One soon learns that many different dynamics are going on in worship according to age, interest level and role. The ways people arrive, leave and interact with each other are important dynamics. The process of observation examines whether the community does what it means. However, the meaning of what it does is not always clear even to itself. Observation involves learning to see and hear the way the community is expressing its faith.
Observation leads to analysis. We must look at the actions, roles and words we have observed in terms of faith and ethics; i.e., search for the hidden message. This process involves checking for self-contradictory statements, because our actions often contradict our words. For example, if we proclaim that everyone is welcome to worship with us in a church approached by 21 steps, we are ignoring the disabled and the elderly.
There are other, more subtle messages in worship. The choice of Scripture readings. hymns and prayers is important. Presbyterians found in a survey that the average minister has 65 favorite texts that are imposed on congregations year after year. No minister deliberately limits it congregation to his or her own grasp of Scripture, but most do so unintentionally. It is necessary to analyze every segment of the congregation to see if all are given full due.
Analysis gives way to formulating normative judgments. This is the stage at which we must ask. "Is it just? " Are we engaging in practices that marginalize some or elevate a few at the expense of others? If so, we need to look for just alternatives. It is one thing to flag an unjust practice; it is quite another to find a just alternative. (It is all too easy to substitute one injustice for another, such as changing all male pronouns for God to female forms.)

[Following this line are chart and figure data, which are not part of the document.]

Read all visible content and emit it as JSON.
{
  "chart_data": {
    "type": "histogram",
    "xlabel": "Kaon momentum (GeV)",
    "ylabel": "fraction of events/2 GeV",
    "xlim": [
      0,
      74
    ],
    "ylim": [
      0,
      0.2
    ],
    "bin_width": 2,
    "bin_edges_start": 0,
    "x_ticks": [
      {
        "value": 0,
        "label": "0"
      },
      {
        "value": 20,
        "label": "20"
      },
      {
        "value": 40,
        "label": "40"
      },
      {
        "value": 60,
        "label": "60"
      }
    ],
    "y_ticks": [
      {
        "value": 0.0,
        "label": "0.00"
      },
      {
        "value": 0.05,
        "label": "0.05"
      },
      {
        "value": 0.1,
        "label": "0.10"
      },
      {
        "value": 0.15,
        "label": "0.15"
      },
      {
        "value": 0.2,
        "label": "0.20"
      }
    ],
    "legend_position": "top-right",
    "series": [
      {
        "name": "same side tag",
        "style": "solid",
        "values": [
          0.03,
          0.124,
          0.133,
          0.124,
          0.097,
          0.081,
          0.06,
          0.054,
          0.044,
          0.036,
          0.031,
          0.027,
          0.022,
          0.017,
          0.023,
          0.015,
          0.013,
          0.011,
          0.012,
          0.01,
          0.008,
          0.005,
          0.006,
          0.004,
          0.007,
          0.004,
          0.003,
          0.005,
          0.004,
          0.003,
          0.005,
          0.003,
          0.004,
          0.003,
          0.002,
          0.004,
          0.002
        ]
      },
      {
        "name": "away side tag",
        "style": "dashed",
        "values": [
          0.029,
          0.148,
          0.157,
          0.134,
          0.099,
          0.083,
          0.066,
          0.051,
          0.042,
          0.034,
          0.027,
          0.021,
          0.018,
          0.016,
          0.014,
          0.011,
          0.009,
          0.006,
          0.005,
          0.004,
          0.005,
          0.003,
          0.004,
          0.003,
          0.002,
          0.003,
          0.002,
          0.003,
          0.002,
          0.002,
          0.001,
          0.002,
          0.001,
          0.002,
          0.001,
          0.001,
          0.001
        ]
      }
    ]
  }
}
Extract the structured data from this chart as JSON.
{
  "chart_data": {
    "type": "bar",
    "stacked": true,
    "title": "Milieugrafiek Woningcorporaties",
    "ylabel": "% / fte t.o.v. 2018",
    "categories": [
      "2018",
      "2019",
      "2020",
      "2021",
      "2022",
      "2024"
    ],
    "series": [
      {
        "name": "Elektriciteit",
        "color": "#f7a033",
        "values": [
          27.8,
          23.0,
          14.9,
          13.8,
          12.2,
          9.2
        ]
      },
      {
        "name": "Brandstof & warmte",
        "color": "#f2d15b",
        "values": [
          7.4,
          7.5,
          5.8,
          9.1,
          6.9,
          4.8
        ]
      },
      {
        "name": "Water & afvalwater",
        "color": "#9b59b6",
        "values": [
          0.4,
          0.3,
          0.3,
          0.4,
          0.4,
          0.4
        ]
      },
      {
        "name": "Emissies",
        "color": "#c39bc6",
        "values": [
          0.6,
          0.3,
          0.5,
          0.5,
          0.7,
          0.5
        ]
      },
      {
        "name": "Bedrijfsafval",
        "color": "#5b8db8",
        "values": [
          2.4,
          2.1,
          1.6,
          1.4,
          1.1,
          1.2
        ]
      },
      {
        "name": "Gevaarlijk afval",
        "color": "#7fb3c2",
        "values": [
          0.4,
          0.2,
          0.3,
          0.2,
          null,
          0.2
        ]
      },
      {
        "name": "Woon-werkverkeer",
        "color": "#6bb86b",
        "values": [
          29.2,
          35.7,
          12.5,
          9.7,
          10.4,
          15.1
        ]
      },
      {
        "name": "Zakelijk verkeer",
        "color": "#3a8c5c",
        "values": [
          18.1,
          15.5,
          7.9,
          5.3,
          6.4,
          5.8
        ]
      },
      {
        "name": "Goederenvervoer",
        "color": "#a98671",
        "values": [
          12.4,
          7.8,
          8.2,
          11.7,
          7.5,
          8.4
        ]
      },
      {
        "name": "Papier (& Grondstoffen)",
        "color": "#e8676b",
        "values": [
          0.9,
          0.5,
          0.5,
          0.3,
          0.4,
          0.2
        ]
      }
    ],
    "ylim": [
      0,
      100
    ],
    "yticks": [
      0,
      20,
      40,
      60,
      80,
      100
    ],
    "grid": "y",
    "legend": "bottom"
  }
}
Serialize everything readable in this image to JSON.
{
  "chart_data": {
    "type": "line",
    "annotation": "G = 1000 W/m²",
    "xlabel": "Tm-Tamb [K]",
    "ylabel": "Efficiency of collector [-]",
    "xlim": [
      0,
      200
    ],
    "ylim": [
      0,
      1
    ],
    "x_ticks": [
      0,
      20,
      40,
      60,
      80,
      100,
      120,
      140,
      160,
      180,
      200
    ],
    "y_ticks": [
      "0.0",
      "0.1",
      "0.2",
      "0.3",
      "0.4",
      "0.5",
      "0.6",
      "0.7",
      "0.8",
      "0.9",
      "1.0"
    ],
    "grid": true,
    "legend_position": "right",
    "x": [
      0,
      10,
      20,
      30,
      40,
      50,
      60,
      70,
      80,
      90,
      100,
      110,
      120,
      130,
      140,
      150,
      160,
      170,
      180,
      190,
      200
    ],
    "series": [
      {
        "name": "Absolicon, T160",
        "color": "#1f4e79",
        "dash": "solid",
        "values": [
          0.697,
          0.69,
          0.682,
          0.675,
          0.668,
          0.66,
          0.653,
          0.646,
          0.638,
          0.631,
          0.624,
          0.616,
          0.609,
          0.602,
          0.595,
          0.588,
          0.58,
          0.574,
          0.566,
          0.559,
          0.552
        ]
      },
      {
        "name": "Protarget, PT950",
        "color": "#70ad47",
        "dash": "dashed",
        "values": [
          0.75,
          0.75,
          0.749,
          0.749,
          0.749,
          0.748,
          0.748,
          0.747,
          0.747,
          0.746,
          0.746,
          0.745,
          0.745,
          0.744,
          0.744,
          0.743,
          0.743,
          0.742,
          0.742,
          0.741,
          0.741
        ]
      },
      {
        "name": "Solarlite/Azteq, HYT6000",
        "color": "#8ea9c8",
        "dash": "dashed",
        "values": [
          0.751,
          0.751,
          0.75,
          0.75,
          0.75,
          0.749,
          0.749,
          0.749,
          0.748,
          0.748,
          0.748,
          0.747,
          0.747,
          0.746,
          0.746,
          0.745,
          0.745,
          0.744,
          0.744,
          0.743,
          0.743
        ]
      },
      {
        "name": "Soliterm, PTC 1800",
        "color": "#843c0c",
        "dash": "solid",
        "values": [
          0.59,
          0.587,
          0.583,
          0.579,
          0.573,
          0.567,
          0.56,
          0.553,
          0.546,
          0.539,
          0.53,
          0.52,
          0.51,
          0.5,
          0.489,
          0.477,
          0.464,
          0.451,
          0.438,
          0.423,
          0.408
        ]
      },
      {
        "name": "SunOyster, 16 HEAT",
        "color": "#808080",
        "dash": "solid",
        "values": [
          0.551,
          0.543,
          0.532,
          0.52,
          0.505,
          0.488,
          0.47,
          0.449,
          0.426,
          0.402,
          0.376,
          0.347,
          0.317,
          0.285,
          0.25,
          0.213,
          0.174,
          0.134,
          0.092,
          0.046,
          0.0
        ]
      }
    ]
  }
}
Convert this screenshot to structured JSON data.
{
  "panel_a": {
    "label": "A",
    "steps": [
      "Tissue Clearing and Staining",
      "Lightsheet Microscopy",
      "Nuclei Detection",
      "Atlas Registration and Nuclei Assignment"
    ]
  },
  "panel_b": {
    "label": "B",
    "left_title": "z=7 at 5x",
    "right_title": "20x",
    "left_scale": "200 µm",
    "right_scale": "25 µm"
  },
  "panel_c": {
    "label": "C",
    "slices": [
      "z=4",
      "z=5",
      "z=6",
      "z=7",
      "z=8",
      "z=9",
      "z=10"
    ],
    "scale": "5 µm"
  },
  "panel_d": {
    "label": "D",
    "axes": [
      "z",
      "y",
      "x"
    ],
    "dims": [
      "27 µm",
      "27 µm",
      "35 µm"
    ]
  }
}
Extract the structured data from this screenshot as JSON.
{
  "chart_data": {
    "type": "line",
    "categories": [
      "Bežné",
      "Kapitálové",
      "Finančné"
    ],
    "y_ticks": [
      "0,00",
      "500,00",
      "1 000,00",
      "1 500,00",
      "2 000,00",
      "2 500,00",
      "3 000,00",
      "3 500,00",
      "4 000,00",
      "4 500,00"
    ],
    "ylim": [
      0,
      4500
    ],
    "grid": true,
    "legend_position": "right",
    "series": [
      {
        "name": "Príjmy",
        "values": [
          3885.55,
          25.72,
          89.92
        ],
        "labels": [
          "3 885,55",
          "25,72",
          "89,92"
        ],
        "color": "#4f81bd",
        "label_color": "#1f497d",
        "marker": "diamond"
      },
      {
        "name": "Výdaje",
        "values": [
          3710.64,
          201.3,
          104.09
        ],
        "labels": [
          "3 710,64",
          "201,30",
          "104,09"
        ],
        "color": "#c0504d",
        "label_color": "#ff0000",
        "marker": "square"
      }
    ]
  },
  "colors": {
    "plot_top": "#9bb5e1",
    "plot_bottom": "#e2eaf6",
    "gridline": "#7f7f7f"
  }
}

Bringing about change in worship patterns threatens many people. Some older people were offended by the latest effort at revision of the Book of Common Prayer, feeling that because they would not live to use the new prayer book, their opinions were likely to be discounted. Even in producing changes that lead to more just practices, there is a danger of unjust methods; ingrained patterns must be changed without discounting their adherents. This often involves careful consultation so that these people are heard and respected. One does not change his or her way of addressing God after 70 years without feeling threatened. Therefore, normative judgments have to take into account where people are, not where they should be or where we wish them to be.
Finally comes the stage of reform of actual practice. Here we use what we have observed, analyzed and judged in order to shape a more just approach. In every case, there is a spiral of ongoing action and theory, for we shall discover tomorrow what we missed today. Thus there is no guarantee of finding completely just forms of worship; we can simply hope that reformed practices bring about more justice than those they replace.
Fundamentally, all change needs to follow teaching. Only when people see reasons for change are they likely to endorse and participate in it rather than yield to it as yet another form of coercion. This means that ministers have no right to surprise people, even if to correct obvious injustices, for worshipers have a right to understand why they are being asked to change and then to assimilate such reasons fully. This means that worship reform moves slowly, but if worship is for all the people, this reality is inevitable.
Because of its nature, worship cannot escape being a form of social control. But it can avoid promoting injustice in the community and help to move both church and society toward justice. This goal requires diligent effort and constant vigilance. By observation, analysis, judgment and reform, worship can become a force for shaping a community based on justice.